A 14.3-g bullet is fired into a 5.21 kg block of wood. The block is attached to a spring that has a spring force constant of 450 N/m. The block and bullet continue to move, compressing the spring by 22.0 cm before the whole system momentarily comes to a stop. The coefficient of kinetic friction between block and the surface on which the block is resting is 0.35. Determine the initial speed of bullet.

Answer 1

Answer:

The initial speed of the bullet is $v_{o} = 889.199\,\frac{m}{s}$.

Explanation:

The collision between bullet and block is inelastic and let suppose that motion occurs on a horizontal surface, so that changes in gravitational potential energy can be neglected.

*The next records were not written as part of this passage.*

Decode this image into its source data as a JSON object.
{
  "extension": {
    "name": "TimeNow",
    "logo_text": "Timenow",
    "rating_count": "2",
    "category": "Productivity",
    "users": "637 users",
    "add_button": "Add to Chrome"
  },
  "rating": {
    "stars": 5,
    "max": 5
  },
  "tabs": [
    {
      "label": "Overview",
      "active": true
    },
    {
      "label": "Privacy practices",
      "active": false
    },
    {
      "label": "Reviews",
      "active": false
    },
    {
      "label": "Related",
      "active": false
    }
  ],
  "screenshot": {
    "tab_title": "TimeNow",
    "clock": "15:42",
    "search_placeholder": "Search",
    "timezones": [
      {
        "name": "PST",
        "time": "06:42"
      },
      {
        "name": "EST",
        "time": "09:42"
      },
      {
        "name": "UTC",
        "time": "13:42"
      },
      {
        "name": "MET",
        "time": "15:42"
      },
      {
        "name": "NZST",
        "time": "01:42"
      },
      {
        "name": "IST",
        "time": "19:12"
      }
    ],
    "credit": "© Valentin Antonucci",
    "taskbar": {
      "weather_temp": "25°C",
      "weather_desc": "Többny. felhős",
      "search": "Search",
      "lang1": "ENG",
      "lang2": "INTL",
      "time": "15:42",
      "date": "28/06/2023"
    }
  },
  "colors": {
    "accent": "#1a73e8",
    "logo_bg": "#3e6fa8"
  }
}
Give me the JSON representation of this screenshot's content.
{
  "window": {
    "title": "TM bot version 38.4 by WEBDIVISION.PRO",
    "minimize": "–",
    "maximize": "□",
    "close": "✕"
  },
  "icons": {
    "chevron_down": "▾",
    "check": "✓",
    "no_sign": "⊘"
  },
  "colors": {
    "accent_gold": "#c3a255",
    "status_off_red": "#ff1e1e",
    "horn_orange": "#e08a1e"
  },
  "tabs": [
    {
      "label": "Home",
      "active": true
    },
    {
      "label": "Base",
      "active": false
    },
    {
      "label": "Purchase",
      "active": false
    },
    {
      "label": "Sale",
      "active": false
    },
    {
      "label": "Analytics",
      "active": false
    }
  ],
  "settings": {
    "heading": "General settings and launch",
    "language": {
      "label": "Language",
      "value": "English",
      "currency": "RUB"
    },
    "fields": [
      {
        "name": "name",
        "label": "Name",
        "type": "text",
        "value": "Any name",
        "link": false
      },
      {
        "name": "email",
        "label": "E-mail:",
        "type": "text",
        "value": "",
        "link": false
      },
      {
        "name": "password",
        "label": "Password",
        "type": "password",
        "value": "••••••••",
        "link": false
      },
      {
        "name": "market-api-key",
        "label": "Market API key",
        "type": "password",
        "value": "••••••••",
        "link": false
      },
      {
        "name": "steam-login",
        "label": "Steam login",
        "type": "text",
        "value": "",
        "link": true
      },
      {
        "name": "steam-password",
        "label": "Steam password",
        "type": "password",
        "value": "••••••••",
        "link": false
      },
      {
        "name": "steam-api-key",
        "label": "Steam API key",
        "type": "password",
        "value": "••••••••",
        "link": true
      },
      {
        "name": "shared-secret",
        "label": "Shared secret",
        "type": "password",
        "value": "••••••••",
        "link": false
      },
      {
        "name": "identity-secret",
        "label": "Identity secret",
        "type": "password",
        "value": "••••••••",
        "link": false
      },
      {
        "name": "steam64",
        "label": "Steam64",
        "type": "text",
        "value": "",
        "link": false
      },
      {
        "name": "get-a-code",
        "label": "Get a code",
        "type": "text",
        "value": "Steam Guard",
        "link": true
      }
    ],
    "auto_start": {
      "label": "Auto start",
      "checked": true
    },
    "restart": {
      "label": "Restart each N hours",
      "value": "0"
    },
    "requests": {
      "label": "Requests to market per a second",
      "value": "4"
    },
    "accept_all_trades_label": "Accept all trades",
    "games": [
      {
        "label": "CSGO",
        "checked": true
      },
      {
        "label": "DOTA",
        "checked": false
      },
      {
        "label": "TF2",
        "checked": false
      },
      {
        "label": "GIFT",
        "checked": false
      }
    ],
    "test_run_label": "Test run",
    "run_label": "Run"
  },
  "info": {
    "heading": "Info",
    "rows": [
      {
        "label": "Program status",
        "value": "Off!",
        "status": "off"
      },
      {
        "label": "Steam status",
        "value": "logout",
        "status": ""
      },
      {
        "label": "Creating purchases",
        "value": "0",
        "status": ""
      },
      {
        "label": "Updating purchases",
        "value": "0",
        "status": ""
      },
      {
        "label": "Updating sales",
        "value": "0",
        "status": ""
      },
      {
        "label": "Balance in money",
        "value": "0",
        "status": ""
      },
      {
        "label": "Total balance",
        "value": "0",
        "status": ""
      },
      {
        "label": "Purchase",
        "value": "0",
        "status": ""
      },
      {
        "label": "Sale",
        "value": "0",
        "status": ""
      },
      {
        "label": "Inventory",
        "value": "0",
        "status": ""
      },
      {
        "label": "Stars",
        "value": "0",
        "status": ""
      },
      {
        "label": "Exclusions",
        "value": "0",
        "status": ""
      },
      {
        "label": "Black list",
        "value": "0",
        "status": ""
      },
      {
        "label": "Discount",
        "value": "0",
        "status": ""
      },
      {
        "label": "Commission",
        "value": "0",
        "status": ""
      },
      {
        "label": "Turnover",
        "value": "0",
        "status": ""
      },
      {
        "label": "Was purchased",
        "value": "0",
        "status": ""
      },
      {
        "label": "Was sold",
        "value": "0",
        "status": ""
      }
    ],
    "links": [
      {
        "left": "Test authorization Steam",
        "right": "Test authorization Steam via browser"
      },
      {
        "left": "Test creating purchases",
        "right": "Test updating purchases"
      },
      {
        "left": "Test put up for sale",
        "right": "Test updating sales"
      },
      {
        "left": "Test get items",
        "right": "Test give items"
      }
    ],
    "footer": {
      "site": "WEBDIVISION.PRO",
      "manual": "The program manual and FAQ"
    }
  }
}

Initially, the intial speed of the bullet-block system can be determined with the help of the Work-Energy Theorem and the Principle of Energy Conservation:

$K = U_{k} + W_{loss}$

$\frac{1}{2}\cdot (5.224\,kg)\cdot v^{2} = \frac{1}{2}\cdot \left(450\,\frac{N}{m}\right)\cdot (0.22\,m)^{2} + (0.35)\cdot (5.224\,kg)\cdot \left(9.807\,\frac{m}{s^{2}} \right) \cdot (0.22\,m)$

The initial speed of the bullet-block system is:

$v \approx 2.383\,\frac{m}{s}$

Now, the initial speed of the bullet is determined by applying the Principle of Momentum Conservation:

$(0.014\,kg)\cdot v_{o} = (5.224\,kg)\cdot \left(2.383\,\frac{m}{s} \right)$

$v_{o} = 889.199\,\frac{m}{s}$